Stephen Robert Jenkins (born 16 July 1972) is a former Wales international footballer and the current Barry Town Manager. A full back as a player, he won 16 Welsh caps between 1995 and 2001.

He began his career at Swansea, where he was a part of the team that won the 1994 Football League Trophy Final after a penalty shootout. After a seven-year spell at Huddersfield Town, in which he became the captain but a well established fans' favourite, Jenkins signed for Swindon Town in 2005, but after Swindon's relegation to League Two and the appointment of Dennis Wise as manager, Jenkins' offer of a new deal at the County Ground was withdrawn and he was released. He spent three years playing for and latterly coaching Newport County, before joining Llanelli as player/assistant manager to Andy Legg in May 2009.

In June 2013 Jenkins was appointed manager of Monmouth Town.

On 20 March 2014 Jenkins was appointed assistant manager to Peter Beadle at Hereford United. Hereford ended the 2013–14 season in 20th place, finishing above the relegation zone on goal difference after beating Aldershot Town on the final day of the season.

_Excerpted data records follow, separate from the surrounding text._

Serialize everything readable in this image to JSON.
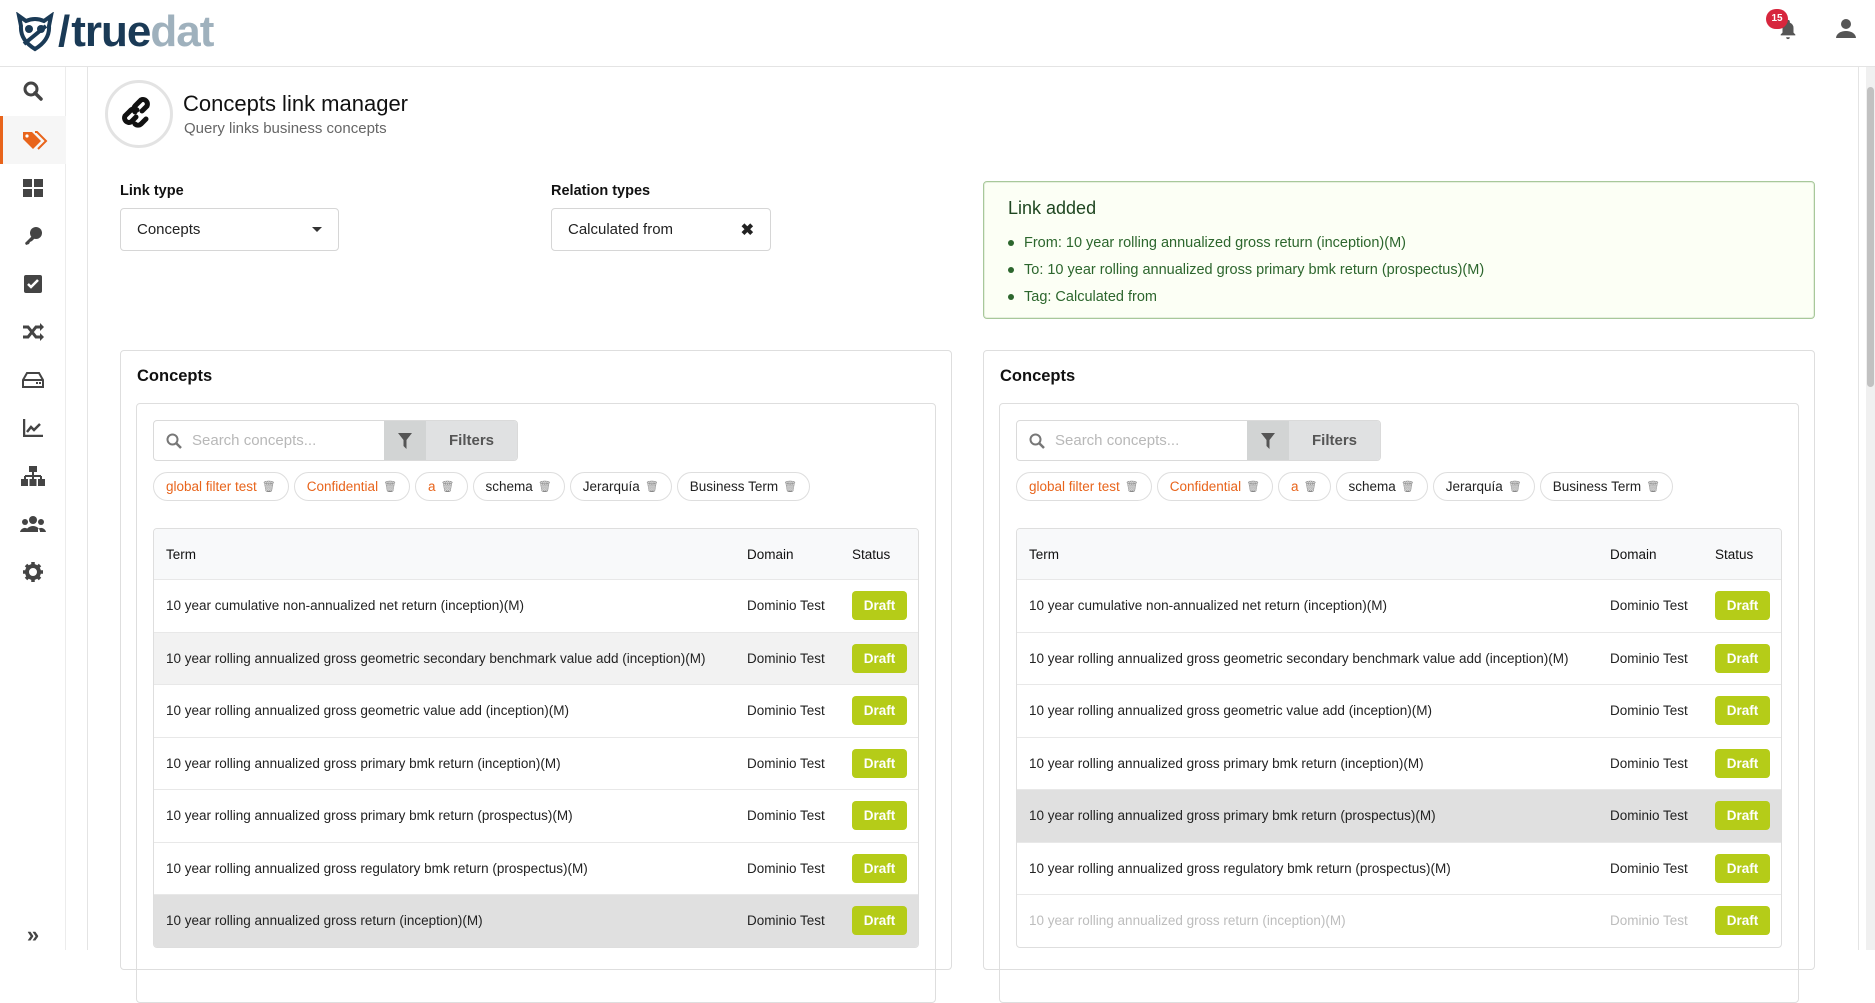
{
  "header": {
    "logo_text_a": "true",
    "logo_text_b": "dat",
    "notifications_count": "15"
  },
  "sidebar": {
    "items": [
      "search",
      "concepts",
      "dashboard",
      "key",
      "tasks",
      "lineage",
      "storage",
      "charts",
      "structures",
      "groups",
      "settings"
    ],
    "active": "concepts",
    "expand_label": "»"
  },
  "page": {
    "title": "Concepts link manager",
    "subtitle": "Query links business concepts"
  },
  "form": {
    "link_type_label": "Link type",
    "link_type_value": "Concepts",
    "relation_types_label": "Relation types",
    "relation_types_value": "Calculated from"
  },
  "message": {
    "title": "Link added",
    "items": [
      "From: 10 year rolling annualized gross return (inception)(M)",
      "To: 10 year rolling annualized gross primary bmk return (prospectus)(M)",
      "Tag: Calculated from"
    ]
  },
  "colors": {
    "accent": "#e8641b",
    "draft": "#b5cc18",
    "success_border": "#a8c89a"
  },
  "panels": [
    {
      "title": "Concepts",
      "search_placeholder": "Search concepts...",
      "filters_label": "Filters",
      "chips": [
        "global filter test",
        "Confidential",
        "a",
        "schema",
        "Jerarquía",
        "Business Term"
      ],
      "columns": [
        "Term",
        "Domain",
        "Status"
      ],
      "rows": [
        {
          "term": "10 year cumulative non-annualized net return (inception)(M)",
          "domain": "Dominio Test",
          "status": "Draft",
          "state": ""
        },
        {
          "term": "10 year rolling annualized gross geometric secondary benchmark value add (inception)(M)",
          "domain": "Dominio Test",
          "status": "Draft",
          "state": "hover"
        },
        {
          "term": "10 year rolling annualized gross geometric value add (inception)(M)",
          "domain": "Dominio Test",
          "status": "Draft",
          "state": ""
        },
        {
          "term": "10 year rolling annualized gross primary bmk return (inception)(M)",
          "domain": "Dominio Test",
          "status": "Draft",
          "state": ""
        },
        {
          "term": "10 year rolling annualized gross primary bmk return (prospectus)(M)",
          "domain": "Dominio Test",
          "status": "Draft",
          "state": ""
        },
        {
          "term": "10 year rolling annualized gross regulatory bmk return (prospectus)(M)",
          "domain": "Dominio Test",
          "status": "Draft",
          "state": ""
        },
        {
          "term": "10 year rolling annualized gross return (inception)(M)",
          "domain": "Dominio Test",
          "status": "Draft",
          "state": "sel"
        }
      ]
    },
    {
      "title": "Concepts",
      "search_placeholder": "Search concepts...",
      "filters_label": "Filters",
      "chips": [
        "global filter test",
        "Confidential",
        "a",
        "schema",
        "Jerarquía",
        "Business Term"
      ],
      "columns": [
        "Term",
        "Domain",
        "Status"
      ],
      "rows": [
        {
          "term": "10 year cumulative non-annualized net return (inception)(M)",
          "domain": "Dominio Test",
          "status": "Draft",
          "state": ""
        },
        {
          "term": "10 year rolling annualized gross geometric secondary benchmark value add (inception)(M)",
          "domain": "Dominio Test",
          "status": "Draft",
          "state": ""
        },
        {
          "term": "10 year rolling annualized gross geometric value add (inception)(M)",
          "domain": "Dominio Test",
          "status": "Draft",
          "state": ""
        },
        {
          "term": "10 year rolling annualized gross primary bmk return (inception)(M)",
          "domain": "Dominio Test",
          "status": "Draft",
          "state": ""
        },
        {
          "term": "10 year rolling annualized gross primary bmk return (prospectus)(M)",
          "domain": "Dominio Test",
          "status": "Draft",
          "state": "sel"
        },
        {
          "term": "10 year rolling annualized gross regulatory bmk return (prospectus)(M)",
          "domain": "Dominio Test",
          "status": "Draft",
          "state": ""
        },
        {
          "term": "10 year rolling annualized gross return (inception)(M)",
          "domain": "Dominio Test",
          "status": "Draft",
          "state": "dis"
        }
      ]
    }
  ]
}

On 23 May 2014, Jenkins was appointed as manager of his home town club Merthyr Town.

On 30 May 2016, Jenkins was confirmed as Hereford's assistant manager. He left the role on 13 September 2018.

On 4 September 2020, Jenkins joined Barnet, once again as assistant to Beadle. He left the club on 18 December, shortly after Beadle's departure.

On 5 August 2023, one week before the start of the 2023–24 Cymru Premier season, Jenkins was confirmed as the new manager of promoted Barry Town, replacing the departed Lee Kendall.